Design and further development of wind turbines
The design and further development of wind turbines involves a great deal of work and requires a lot of knowledge from various disciplines, in particular aerodynamics, aero-elasticity and control. All three are core activities of TNO Energy Transition.
One of the main challenges at the moment is to increase the size of the rotor of the wind turbines. The blades have to be designed longer, as it were. That may seem simple, but it is not. If the blade is scaled up - that is to say, it becomes larger - it becomes heavier to the power of three according to the square cube law. And mass has an impact on costs, with a larger blade more expensive in almost all cases.
Heavier yet cheaper
However, this is particularly worthwhile in maritime applications, because the foundations and the construction of these foundations are expensive parts of the total cost. Wind turbines can be fixed on a pile or float in the sea, but these are very expensive options. It therefore pays to place them as much as possible on a foundation in order to ultimately - despite increased costs on parts - generate cheaper energy.
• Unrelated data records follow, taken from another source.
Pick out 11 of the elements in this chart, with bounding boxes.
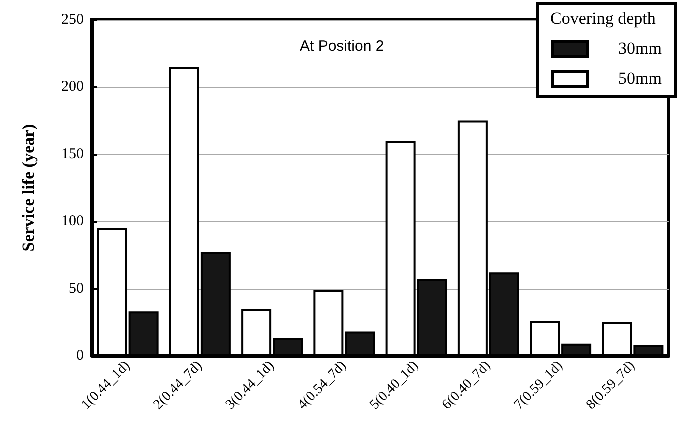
y-axis-title: Service life (year): [19, 124, 38, 252]
y-tick-label: 0: [76, 348, 84, 364]
annotation: At Position 2: [300, 38, 384, 55]
y-tick-label: 50: [69, 280, 84, 297]
y-tick-label: 200: [62, 79, 84, 96]
legend-label: 50mm: [618, 69, 662, 89]
y-tick-label: 150: [62, 146, 84, 162]
y-tick-label: 100: [62, 214, 84, 230]
legend-title: Covering depth: [550, 9, 657, 29]
legend-label: 30mm: [618, 39, 662, 59]
y-tick-label: 250: [62, 12, 84, 28]
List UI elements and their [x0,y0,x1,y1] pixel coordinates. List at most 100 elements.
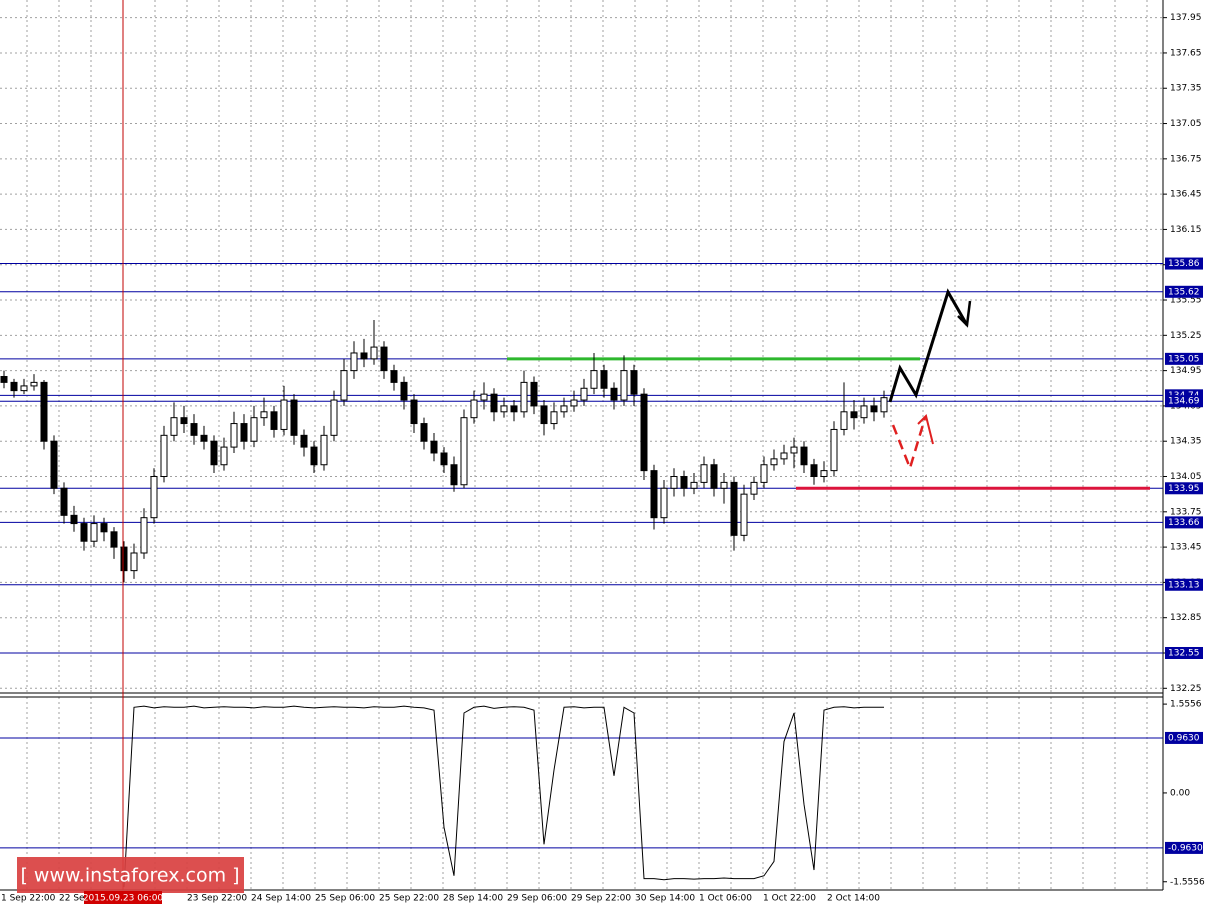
crosshair-box [84,891,162,904]
candle-body [340,370,348,401]
y-tick-label: 134.35 [1170,437,1202,447]
x-tick-label: 25 Sep 22:00 [379,894,439,904]
candle-body [70,514,78,525]
level-label: 135.62 [1168,287,1200,297]
level-label-box [1165,482,1203,495]
indicator-tick-label: 1.5556 [1170,700,1202,710]
candle-body [50,440,58,489]
candle-body [850,411,858,419]
candle-body [580,387,588,401]
candle-body [820,470,828,478]
candle-body [730,481,738,536]
candle-body [490,393,498,413]
indicator-line [123,705,884,888]
level-label-box [1165,285,1203,298]
candle-body [710,464,718,489]
candle-body [380,346,388,372]
x-tick-label: 29 Sep 22:00 [571,894,631,904]
vertical-grid [26,0,1148,890]
y-tick-label: 136.45 [1170,190,1202,200]
candle-body [440,452,448,466]
candle-body [790,446,798,454]
candle-body [430,440,438,454]
arrow-head [957,300,972,328]
x-tick-label: 24 Sep 14:00 [251,894,311,904]
x-tick-label: 29 Sep 06:00 [507,894,567,904]
candle-body [20,385,28,392]
candle-body [510,405,518,413]
candle-body [690,481,698,489]
candle-body [770,458,778,466]
candle-body [0,376,8,383]
forecast-arrow [888,288,969,403]
candle-body [600,370,608,389]
level-label: 135.86 [1168,259,1200,269]
candle-body [180,417,188,425]
candle-body [530,381,538,407]
x-tick-label: 1 Oct 22:00 [763,894,816,904]
level-label: 135.05 [1168,354,1200,364]
x-tick-label: 22 Sep [59,894,91,904]
level-label-box [1165,257,1203,270]
y-tick-label: 133.75 [1170,507,1202,517]
candle-body [390,370,398,383]
y-tick-label: 136.75 [1170,154,1202,164]
candle-body [60,487,68,516]
candle-body [750,481,758,495]
candle-body [870,405,878,413]
candle-body [700,464,708,483]
candle-body [640,393,648,472]
y-tick-label: 132.25 [1170,684,1202,694]
candle-body [160,434,168,478]
alt-forecast-arrow [891,417,927,472]
candle-body [110,531,118,548]
candle-body [270,411,278,430]
candle-body [90,523,98,542]
candle-body [810,464,818,478]
candle-body [740,493,748,536]
candle-body [360,352,368,360]
candle-body [590,370,598,389]
candle-body [370,346,378,360]
y-tick-label: 137.05 [1170,119,1202,129]
x-tick-label: 2 Oct 14:00 [827,894,880,904]
candle-body [840,411,848,430]
candle-body [40,381,48,442]
y-tick-label: 137.35 [1170,84,1202,94]
candle-body [800,446,808,466]
candle-body [170,417,178,436]
level-label-box [1165,841,1203,854]
candle-body [540,405,548,425]
watermark-box [17,857,244,893]
candle-body [140,517,148,554]
level-label: 133.13 [1168,580,1200,590]
indicator-level-label: -0.9630 [1168,843,1203,853]
level-label-box [1165,395,1203,408]
candle-body [570,399,578,407]
y-tick-label: 137.65 [1170,48,1202,58]
candle-body [190,423,198,436]
candle-body [150,476,158,519]
candle-body [460,417,468,486]
arrow-head [917,414,934,445]
level-label: 133.95 [1168,484,1200,494]
level-label: 134.69 [1168,397,1200,407]
candle-body [330,399,338,436]
indicator-tick-label: -1.5556 [1170,877,1205,887]
candle-body [650,470,658,519]
level-label-box [1165,516,1203,529]
candle-body [680,476,688,489]
candle-body [660,487,668,519]
candle-body [410,399,418,425]
candle-body [500,405,508,413]
candle-body [630,370,638,395]
y-tick-label: 133.45 [1170,543,1202,553]
x-tick-label: 1 Sep 22:00 [1,894,56,904]
candle-body [480,393,488,401]
candle-body [310,446,318,466]
candle-body [780,452,788,460]
candle-body [470,399,478,419]
candle-body [10,381,18,392]
candle-body [860,405,868,419]
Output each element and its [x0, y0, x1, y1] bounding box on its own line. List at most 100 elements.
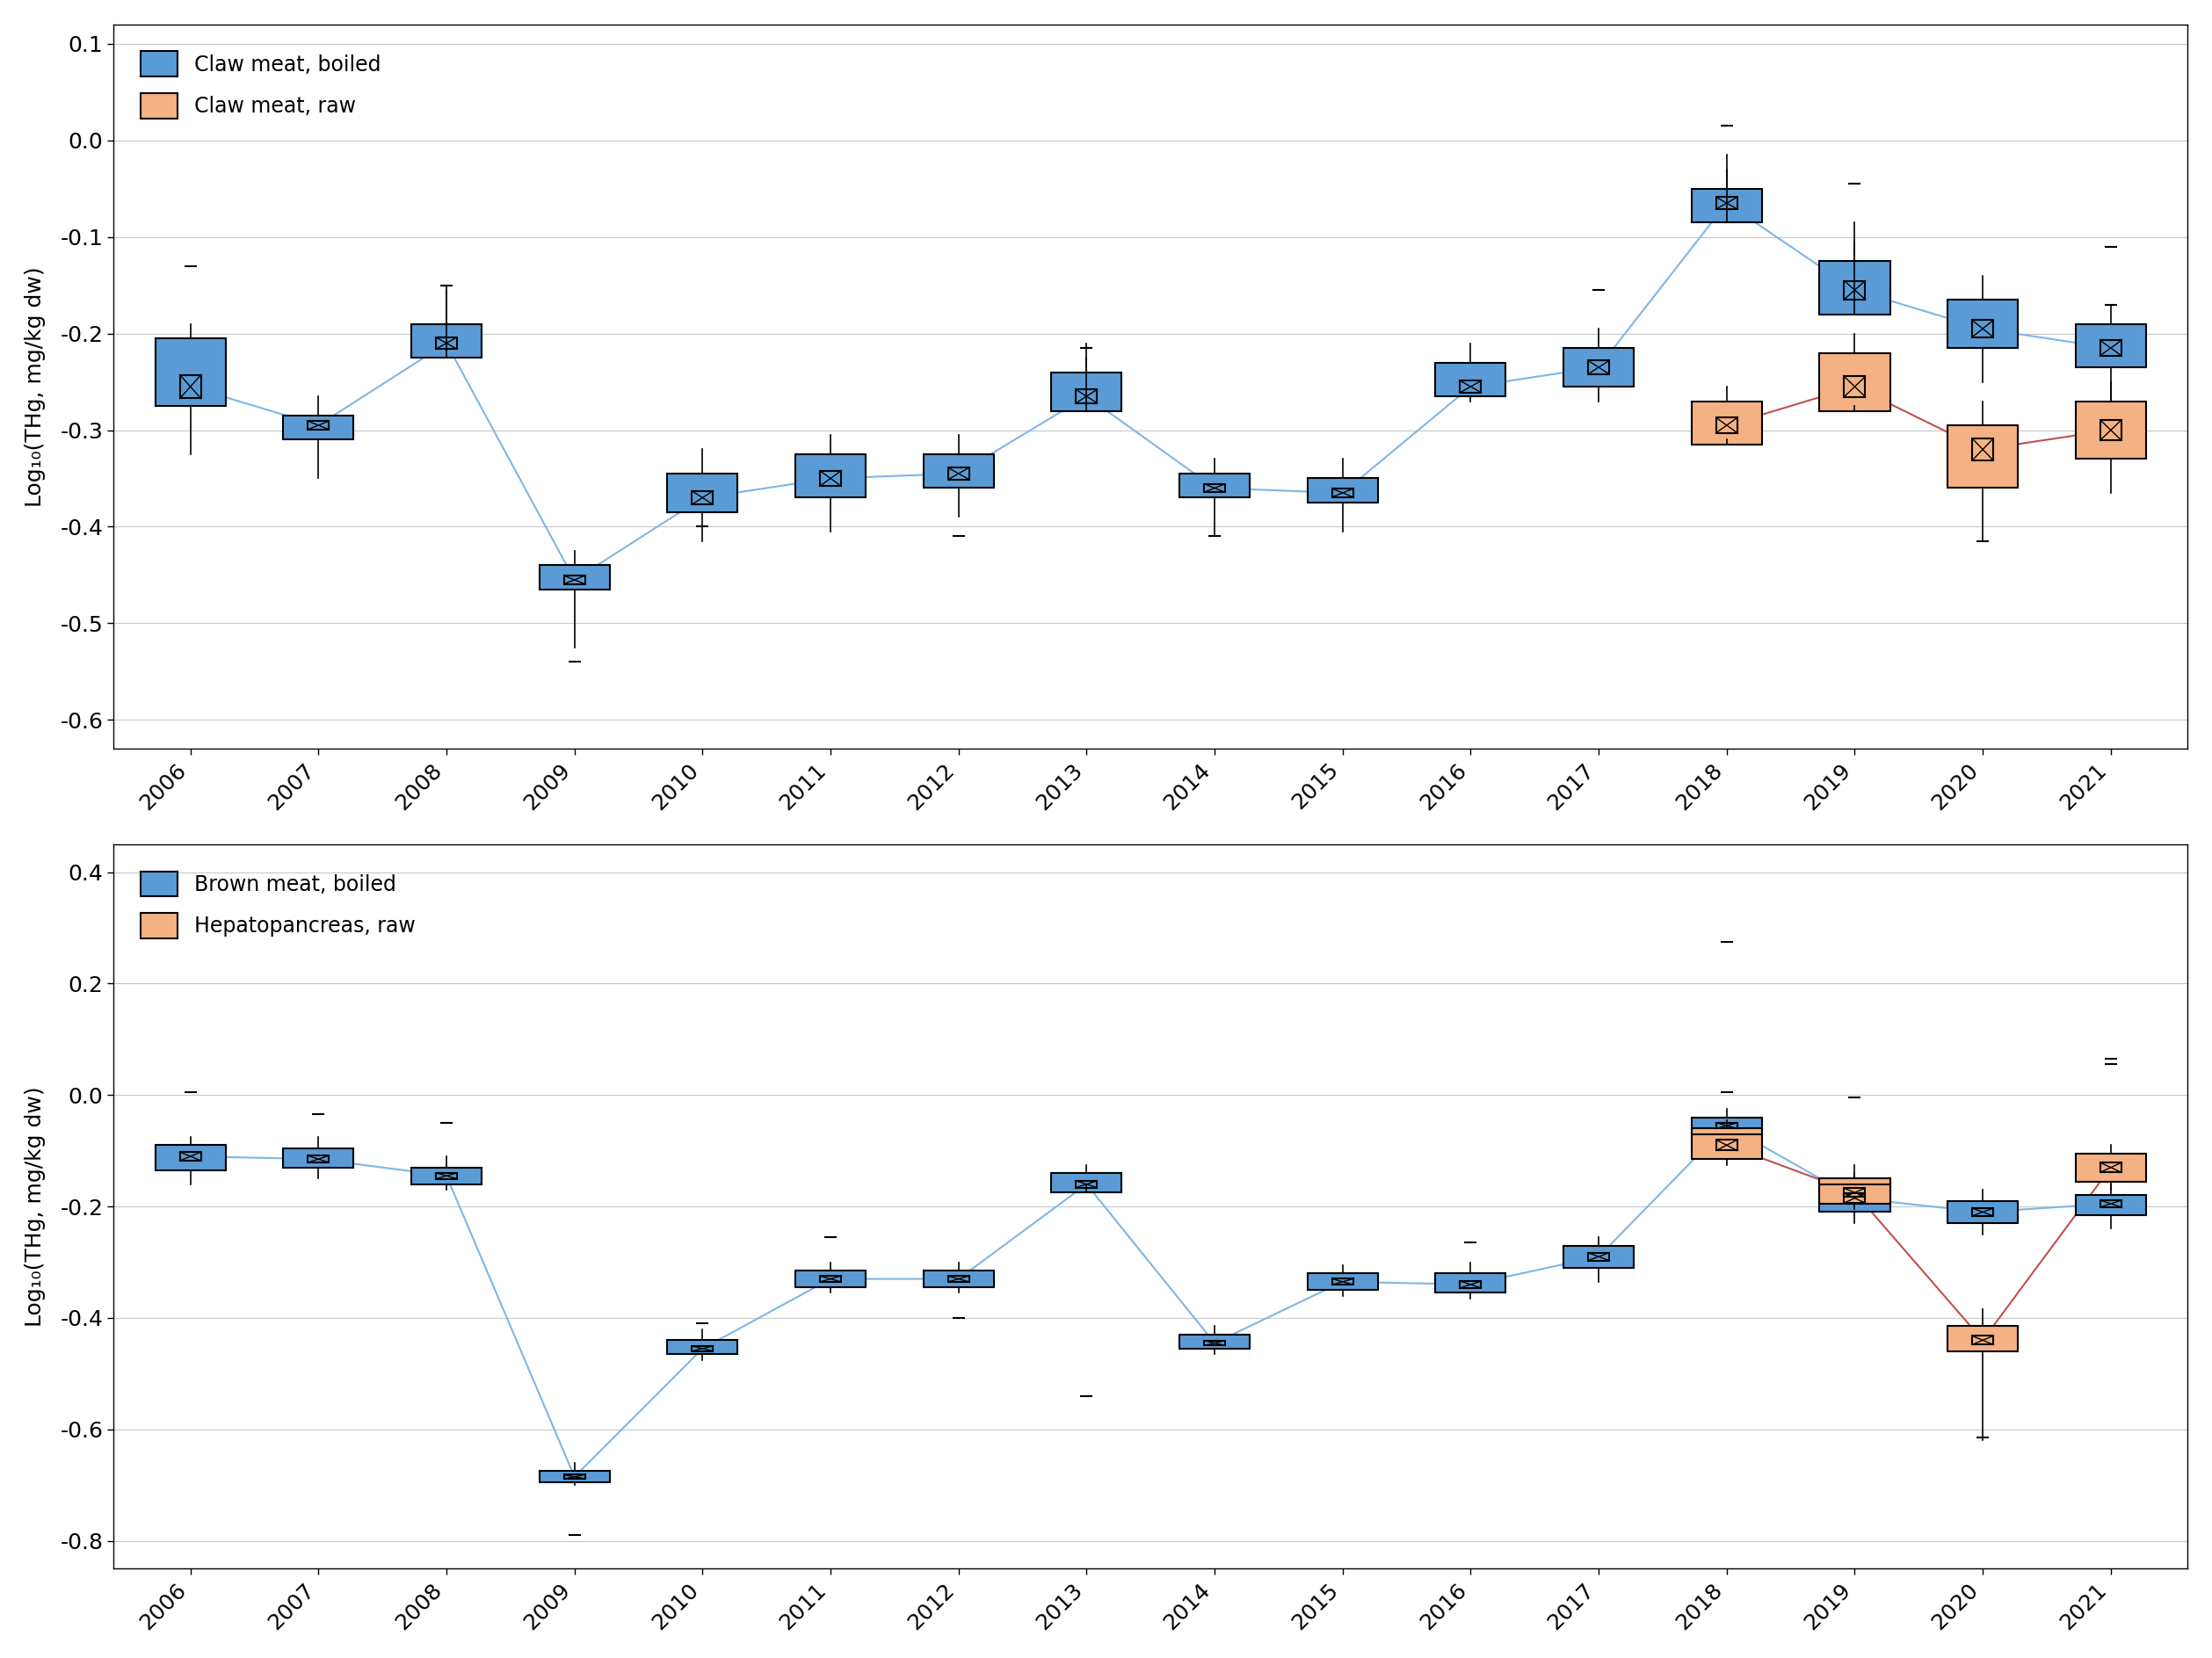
Bar: [1947, 1200, 2017, 1224]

However, there are mechanical limits to the mass: the rotor cannot be made heavier indefinitely. If the blades become too heavy, this will affect the entire turbine, even the mast and the foundation will become more expensive. One solution is clever aerodynamic and control innovations that reduce load and thus mass. An example is the use of special measuring equipment (LiDARs), which detects gusts of wind in advance and allows the rotor to anticipate them. Options also include the development of other concepts for generating wind energy, such as a vertical axis wind turbine or a kite.
Important disciplines are aerodynamics as well as aero-elasticity. In aerodynamics, the force exerted by the wind on the blades of the wind turbine is predicted. Aero-elasticity refers to the interaction of aerodynamics with blade deformation. The forces that the wind exerts on the rotor have an effect on the shape: the blades can bend and twist, and start to vibrate. If too much vibration occurs, the wind turbine breaks down.
A third important discipline is the so-called controllers, or regulators, that adjust the blade angle and rotation speed in order to optimally utilise the wind and reduce loads. Because the onsite wind varies greatly at different times during field measurements, TNO, together with TU Delft and others, carried out studies in wind tunnels where the operation of the wind and the air forces can be examined in a controlled way.